Creating a core fixture¶
Full example of a new AbstractFixture subclass for a new entity:
<?php declare(strict_types=1);
namespace App\DataFixtures;
use App\Entity\Rating;
use Doctrine\Bundle\FixturesBundle\Attribute\AsFixture;
use Doctrine\Common\DataFixtures\DependentFixtureInterface;
use Doctrine\Persistence\ObjectManager;
#[AsFixture(groups: ['base'])]
class RatingFixture extends AbstractFixture implements DependentFixtureInterface
{
public const string FIVE_STARS = 'five-star-rating';
public function load(ObjectManager $manager): void
{
$this->start();
$rating = new Rating();
$rating->setUser($this->getRefUser(UserFixture::ADMIN));
$rating->setEvent($this->getRefEvent(EventFixture::WEEKLY_GO_STUDY));
$rating->setScore(5);
$manager->persist($rating);
$this->addRefRating(self::FIVE_STARS, $rating);
$manager->flush();
$this->stop();
}
public function getDependencies(): array
{
return [UserFixture::class, EventFixture::class];
}
}
Key points:
- Use #[AsFixture(groups: ['base'])] for standard dev data
- Use #[AsFixture(groups: ['install'])] only for data required at first-time install
- Declare getDependencies() to ensure load order
- Call $this->start() / $this->stop() for consistent progress output
Fixture groups¶
Fixtures are tagged with groups to control when they run:
| Group | When used |
|---|---|
base |
Loaded by just devModeFixtures — full development reset (default for core fixtures) |
plugin |
Plugin fixtures loaded during full dev reset |
install |
Loaded during first-time installation (minimal required data only) |
Most new fixtures belong to the base (core) or plugin (plugin code) group. Only add
install if the data is required for the application to function at all (e.g. default
configuration values, language records).
Helper methods¶
$this->start(); // Prints "Creating FixtureName ..."
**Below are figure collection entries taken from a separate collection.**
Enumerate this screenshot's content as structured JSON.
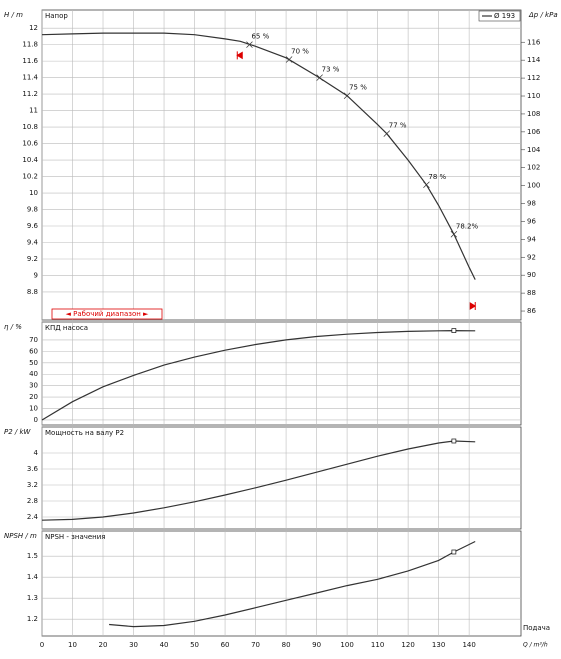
{
  "chart_data": [
    {
      "type": "line",
      "title": "Напор",
      "ylabel": "H / m",
      "y2label": "Δp / kPa",
      "x": [
        0,
        10,
        20,
        30,
        40,
        50,
        60,
        65,
        70,
        80,
        90,
        100,
        110,
        113,
        120,
        126,
        130,
        135,
        140,
        142
      ],
      "series": [
        {
          "name": "Ø 193",
          "color": "#333333",
          "values": [
            11.92,
            11.93,
            11.94,
            11.94,
            11.94,
            11.92,
            11.87,
            11.84,
            11.78,
            11.64,
            11.42,
            11.18,
            10.83,
            10.72,
            10.4,
            10.1,
            9.85,
            9.5,
            9.1,
            8.95
          ]
        }
      ],
      "xlim": [
        0,
        157
      ],
      "xticks": [
        0,
        10,
        20,
        30,
        40,
        50,
        60,
        70,
        80,
        90,
        100,
        110,
        120,
        130,
        140
      ],
      "ylim": [
        8.46,
        12.22
      ],
      "yticks": [
        8.8,
        9,
        9.2,
        9.4,
        9.6,
        9.8,
        10,
        10.2,
        10.4,
        10.6,
        10.8,
        11,
        11.2,
        11.4,
        11.6,
        11.8,
        12
      ],
      "y2lim": [
        85.0,
        119.6
      ],
      "y2ticks": [
        86,
        88,
        90,
        92,
        94,
        96,
        98,
        100,
        102,
        104,
        106,
        108,
        110,
        112,
        114,
        116
      ],
      "annotations": [
        {
          "text": "65 %",
          "x": 68,
          "y": 11.8
        },
        {
          "text": "70 %",
          "x": 81,
          "y": 11.62
        },
        {
          "text": "73 %",
          "x": 91,
          "y": 11.4
        },
        {
          "text": "75 %",
          "x": 100,
          "y": 11.18
        },
        {
          "text": "77 %",
          "x": 113,
          "y": 10.72
        },
        {
          "text": "78 %",
          "x": 126,
          "y": 10.1
        },
        {
          "text": "78.2%",
          "x": 135,
          "y": 9.5
        }
      ],
      "operating_range": [
        64,
        142
      ],
      "range_label": "◄ Рабочий диапазон ►",
      "legend": "upper right",
      "grid": true
    },
    {
      "type": "line",
      "title": "КПД насоса",
      "ylabel": "η / %",
      "x": [
        0,
        10,
        20,
        30,
        40,
        50,
        60,
        70,
        80,
        90,
        100,
        110,
        120,
        130,
        135,
        142
      ],
      "series": [
        {
          "name": "η",
          "color": "#333333",
          "values": [
            0,
            16,
            29,
            39,
            48,
            55,
            61,
            66,
            70,
            73,
            75,
            76.5,
            77.5,
            78,
            78.2,
            78
          ]
        }
      ],
      "xlim": [
        0,
        157
      ],
      "xticks": [
        0,
        10,
        20,
        30,
        40,
        50,
        60,
        70,
        80,
        90,
        100,
        110,
        120,
        130,
        140
      ],
      "ylim": [
        -4.4,
        85.7
      ],
      "yticks": [
        0,
        10,
        20,
        30,
        40,
        50,
        60,
        70
      ],
      "duty_point": [
        135,
        78.2
      ],
      "grid": true
    },
    {
      "type": "line",
      "title": "Мощность на валу P2",
      "ylabel": "P2 / kW",
      "x": [
        0,
        10,
        20,
        30,
        40,
        50,
        60,
        70,
        80,
        90,
        100,
        110,
        120,
        130,
        135,
        142
      ],
      "series": [
        {
          "name": "P2",
          "color": "#333333",
          "values": [
            2.32,
            2.34,
            2.4,
            2.5,
            2.63,
            2.78,
            2.95,
            3.13,
            3.32,
            3.52,
            3.72,
            3.92,
            4.1,
            4.25,
            4.3,
            4.28
          ]
        }
      ],
      "xlim": [
        0,
        157
      ],
      "xticks": [
        0,
        10,
        20,
        30,
        40,
        50,
        60,
        70,
        80,
        90,
        100,
        110,
        120,
        130,
        140
      ],
      "ylim": [
        2.1,
        4.65
      ],
      "yticks": [
        2.4,
        2.8,
        3.2,
        3.6,
        4
      ],
      "duty_point": [
        135,
        4.3
      ],
      "grid": true
    },
    {
      "type": "line",
      "title": "NPSH - значения",
      "ylabel": "NPSH / m",
      "xlabel": "Q / m³/h",
      "x_caption": "Подача",
      "x": [
        22,
        30,
        40,
        50,
        60,
        70,
        80,
        90,
        100,
        110,
        120,
        130,
        135,
        142
      ],
      "series": [
        {
          "name": "NPSH",
          "color": "#333333",
          "values": [
            1.175,
            1.165,
            1.17,
            1.19,
            1.22,
            1.255,
            1.29,
            1.325,
            1.36,
            1.39,
            1.43,
            1.48,
            1.52,
            1.57
          ]
        }
      ],
      "xlim": [
        0,
        157
      ],
      "xticks": [
        0,
        10,
        20,
        30,
        40,
        50,
        60,
        70,
        80,
        90,
        100,
        110,
        120,
        130,
        140
      ],
      "ylim": [
        1.12,
        1.62
      ],
      "yticks": [
        1.2,
        1.3,
        1.4,
        1.5
      ],
      "duty_point": [
        135,
        1.52
      ],
      "grid": true
    }
  ]
}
$this->stop(); // Prints " OK\n"
$text = $this->getText('filename'); // Reads DataFixtures/FixtureName/filename.txt
Use getText() to keep long text content (event descriptions, CMS page bodies) in separate
.txt files instead of PHP strings.
Dev commands¶
# Full dev reset — loads all fixtures
just devModeFixtures
# Load only a specific plugin's fixtures
just devModeFixtures your-plugin
# Minimal reset — loads install group only (faster)
just devModeMinimal
Fixture hooks for plugins
Plugins can run code before and after fixture loading via preFixtures(),
loadPostExtendFixtures(), and postFixtures() in their Kernel.php.
These hooks are documented in Required Hooks.